Of course. Kirill. That makes more sense.
“I-is Aunt Emma g-g-gonna d-die?”
“No, of course not. She just needs some rest, that’s all. I’m gonna make sure she’s okay.”
“Where’s Ruslan?”
Probably skulking off somewhere, cursing the day he laid eyes on me.
I force my eyes open, if only to convince the kids that I’m gonna be okay. I’ve already yelled at them unfairly today. I don’t want to burden them with any more trauma than I’ve already given them.
Honestly, maybe my parents have a point. They might be better off without me.
“Auntie Em!”
“Look, she’s awake!”
I open my eyes to find four hazy faces hanging over mine. The girls look relieved but Josh’s eyebrows are pulled together uncertainly.
“Okay, kidlets, let’s move to the side again. I’m gonna pick her up and take her upstairs.”
I try to groan in protest—You’re better off without me; just leave me here where it’s dark and warm and quiet—but before I’m ready, Kirill scoops me up into his arms. I’m not even doing the moving myself but the vertigo hits all the same. Any hope of arguing goes up in smoke.
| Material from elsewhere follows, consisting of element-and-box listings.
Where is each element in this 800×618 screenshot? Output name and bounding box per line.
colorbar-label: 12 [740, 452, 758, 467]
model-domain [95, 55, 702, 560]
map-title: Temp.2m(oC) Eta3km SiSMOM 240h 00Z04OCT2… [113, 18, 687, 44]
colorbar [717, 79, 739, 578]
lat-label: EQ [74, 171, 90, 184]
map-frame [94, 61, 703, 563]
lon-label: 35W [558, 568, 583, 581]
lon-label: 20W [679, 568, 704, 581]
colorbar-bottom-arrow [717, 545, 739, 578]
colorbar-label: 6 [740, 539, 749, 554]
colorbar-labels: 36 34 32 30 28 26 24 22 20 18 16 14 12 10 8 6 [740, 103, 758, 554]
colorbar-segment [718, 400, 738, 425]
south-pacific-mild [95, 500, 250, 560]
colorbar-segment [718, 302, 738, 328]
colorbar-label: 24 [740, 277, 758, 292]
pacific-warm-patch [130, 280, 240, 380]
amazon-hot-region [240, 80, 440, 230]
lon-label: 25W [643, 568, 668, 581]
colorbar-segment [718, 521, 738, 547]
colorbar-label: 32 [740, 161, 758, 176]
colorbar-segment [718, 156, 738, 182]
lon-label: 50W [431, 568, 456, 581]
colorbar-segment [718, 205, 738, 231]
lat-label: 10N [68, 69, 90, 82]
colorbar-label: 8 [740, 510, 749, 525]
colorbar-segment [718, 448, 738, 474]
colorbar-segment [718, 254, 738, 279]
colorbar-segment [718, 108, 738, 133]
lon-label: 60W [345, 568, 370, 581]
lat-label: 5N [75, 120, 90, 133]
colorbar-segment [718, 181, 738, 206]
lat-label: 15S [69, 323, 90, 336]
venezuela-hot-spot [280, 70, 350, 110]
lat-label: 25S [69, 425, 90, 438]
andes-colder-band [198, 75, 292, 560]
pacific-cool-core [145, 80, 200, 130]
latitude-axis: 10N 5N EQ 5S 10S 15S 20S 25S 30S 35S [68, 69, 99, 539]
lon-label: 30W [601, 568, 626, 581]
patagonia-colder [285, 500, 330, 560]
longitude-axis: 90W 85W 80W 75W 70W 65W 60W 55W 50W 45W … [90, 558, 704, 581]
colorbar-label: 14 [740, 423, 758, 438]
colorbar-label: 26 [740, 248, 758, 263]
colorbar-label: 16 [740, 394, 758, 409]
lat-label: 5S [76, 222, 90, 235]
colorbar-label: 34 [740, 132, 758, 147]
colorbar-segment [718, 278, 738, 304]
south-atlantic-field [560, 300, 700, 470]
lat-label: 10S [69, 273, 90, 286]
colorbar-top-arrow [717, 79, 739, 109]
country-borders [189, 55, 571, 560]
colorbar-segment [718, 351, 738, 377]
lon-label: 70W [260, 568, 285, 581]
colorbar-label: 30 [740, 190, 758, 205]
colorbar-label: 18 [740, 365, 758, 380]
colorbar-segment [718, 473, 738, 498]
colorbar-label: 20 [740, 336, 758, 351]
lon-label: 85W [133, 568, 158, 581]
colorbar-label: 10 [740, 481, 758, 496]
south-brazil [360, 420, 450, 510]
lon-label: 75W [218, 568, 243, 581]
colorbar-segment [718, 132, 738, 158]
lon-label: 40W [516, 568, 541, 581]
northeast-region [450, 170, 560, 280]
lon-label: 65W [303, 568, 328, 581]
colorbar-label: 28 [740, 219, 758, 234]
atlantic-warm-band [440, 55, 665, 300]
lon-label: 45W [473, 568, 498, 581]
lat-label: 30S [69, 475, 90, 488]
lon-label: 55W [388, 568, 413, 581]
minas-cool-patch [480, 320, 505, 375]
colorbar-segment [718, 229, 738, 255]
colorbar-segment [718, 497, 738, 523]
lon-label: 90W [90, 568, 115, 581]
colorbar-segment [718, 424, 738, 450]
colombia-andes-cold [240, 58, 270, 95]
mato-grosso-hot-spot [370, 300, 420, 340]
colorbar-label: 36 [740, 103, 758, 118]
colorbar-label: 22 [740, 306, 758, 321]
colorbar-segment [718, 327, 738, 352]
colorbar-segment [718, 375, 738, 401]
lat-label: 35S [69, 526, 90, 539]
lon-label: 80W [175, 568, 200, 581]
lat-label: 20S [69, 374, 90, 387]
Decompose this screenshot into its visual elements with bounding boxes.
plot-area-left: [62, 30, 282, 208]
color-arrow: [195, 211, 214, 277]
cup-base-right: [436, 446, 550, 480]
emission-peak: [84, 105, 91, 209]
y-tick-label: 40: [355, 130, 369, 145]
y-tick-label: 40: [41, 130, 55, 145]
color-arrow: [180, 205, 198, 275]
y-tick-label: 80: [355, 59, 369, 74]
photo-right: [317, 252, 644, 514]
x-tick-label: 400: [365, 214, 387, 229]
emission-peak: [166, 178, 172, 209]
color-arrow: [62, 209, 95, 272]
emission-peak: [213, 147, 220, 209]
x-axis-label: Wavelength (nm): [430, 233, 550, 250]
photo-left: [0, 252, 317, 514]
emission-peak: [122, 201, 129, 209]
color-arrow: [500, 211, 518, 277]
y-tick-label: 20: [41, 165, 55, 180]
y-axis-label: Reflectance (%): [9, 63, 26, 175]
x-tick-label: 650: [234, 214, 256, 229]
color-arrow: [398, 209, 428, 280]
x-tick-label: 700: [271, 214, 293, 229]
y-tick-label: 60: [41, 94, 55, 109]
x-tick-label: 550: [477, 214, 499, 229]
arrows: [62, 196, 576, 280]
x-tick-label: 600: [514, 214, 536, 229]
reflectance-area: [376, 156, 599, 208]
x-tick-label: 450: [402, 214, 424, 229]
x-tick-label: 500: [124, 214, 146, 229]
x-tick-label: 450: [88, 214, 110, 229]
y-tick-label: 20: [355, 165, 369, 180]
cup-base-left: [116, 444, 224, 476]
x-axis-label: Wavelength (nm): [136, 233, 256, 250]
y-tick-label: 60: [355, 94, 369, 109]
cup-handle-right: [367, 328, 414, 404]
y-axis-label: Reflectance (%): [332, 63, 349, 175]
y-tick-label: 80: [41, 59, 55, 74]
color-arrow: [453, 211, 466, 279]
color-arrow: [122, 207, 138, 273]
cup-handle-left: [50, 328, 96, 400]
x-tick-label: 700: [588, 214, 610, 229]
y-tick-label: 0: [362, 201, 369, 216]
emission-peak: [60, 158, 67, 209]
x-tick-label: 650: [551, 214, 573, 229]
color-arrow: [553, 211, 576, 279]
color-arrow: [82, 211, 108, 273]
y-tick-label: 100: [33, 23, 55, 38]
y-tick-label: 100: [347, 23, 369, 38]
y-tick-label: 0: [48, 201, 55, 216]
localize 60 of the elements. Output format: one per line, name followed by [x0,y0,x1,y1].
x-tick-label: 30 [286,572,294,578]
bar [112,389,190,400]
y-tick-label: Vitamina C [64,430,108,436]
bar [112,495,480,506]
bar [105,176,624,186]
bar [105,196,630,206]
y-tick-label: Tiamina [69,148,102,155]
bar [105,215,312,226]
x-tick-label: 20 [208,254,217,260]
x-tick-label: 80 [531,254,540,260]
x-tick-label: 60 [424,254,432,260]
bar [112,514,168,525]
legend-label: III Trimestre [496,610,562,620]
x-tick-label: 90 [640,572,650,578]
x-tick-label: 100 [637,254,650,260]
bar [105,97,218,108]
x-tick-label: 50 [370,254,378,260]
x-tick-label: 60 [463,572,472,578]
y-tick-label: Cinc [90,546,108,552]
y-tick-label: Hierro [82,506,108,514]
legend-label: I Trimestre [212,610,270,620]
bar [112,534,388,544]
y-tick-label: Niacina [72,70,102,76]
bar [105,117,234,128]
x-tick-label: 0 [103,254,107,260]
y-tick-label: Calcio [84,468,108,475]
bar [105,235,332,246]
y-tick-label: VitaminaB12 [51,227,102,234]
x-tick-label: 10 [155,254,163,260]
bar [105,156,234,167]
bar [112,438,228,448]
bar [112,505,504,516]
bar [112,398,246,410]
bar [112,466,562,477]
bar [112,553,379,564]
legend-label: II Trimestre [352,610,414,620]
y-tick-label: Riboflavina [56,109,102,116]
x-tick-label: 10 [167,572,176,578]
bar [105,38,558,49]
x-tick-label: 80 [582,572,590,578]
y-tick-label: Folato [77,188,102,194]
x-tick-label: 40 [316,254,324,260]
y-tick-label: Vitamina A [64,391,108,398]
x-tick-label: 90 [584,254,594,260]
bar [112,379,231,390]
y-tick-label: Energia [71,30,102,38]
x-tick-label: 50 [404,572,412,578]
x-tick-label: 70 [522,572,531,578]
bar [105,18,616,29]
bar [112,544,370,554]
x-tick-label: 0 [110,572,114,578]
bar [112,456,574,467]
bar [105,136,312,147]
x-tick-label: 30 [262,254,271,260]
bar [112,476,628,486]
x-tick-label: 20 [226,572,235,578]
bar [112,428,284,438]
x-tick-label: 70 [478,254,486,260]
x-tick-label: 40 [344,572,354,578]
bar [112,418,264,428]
I’m vaguely aware of Kirill saying something to the kids. He must be telling them to stay in the kitchen and finish their dinner because, when he takes me upstairs, no one follows us.
By the time he places me down on my bed, I’m mostly in control of my faculties. I can see and hear normally. The pounding in my head has subsided and the ringing in my ears has eased.
Kirill passes me a glass of water. “Here. Drink.”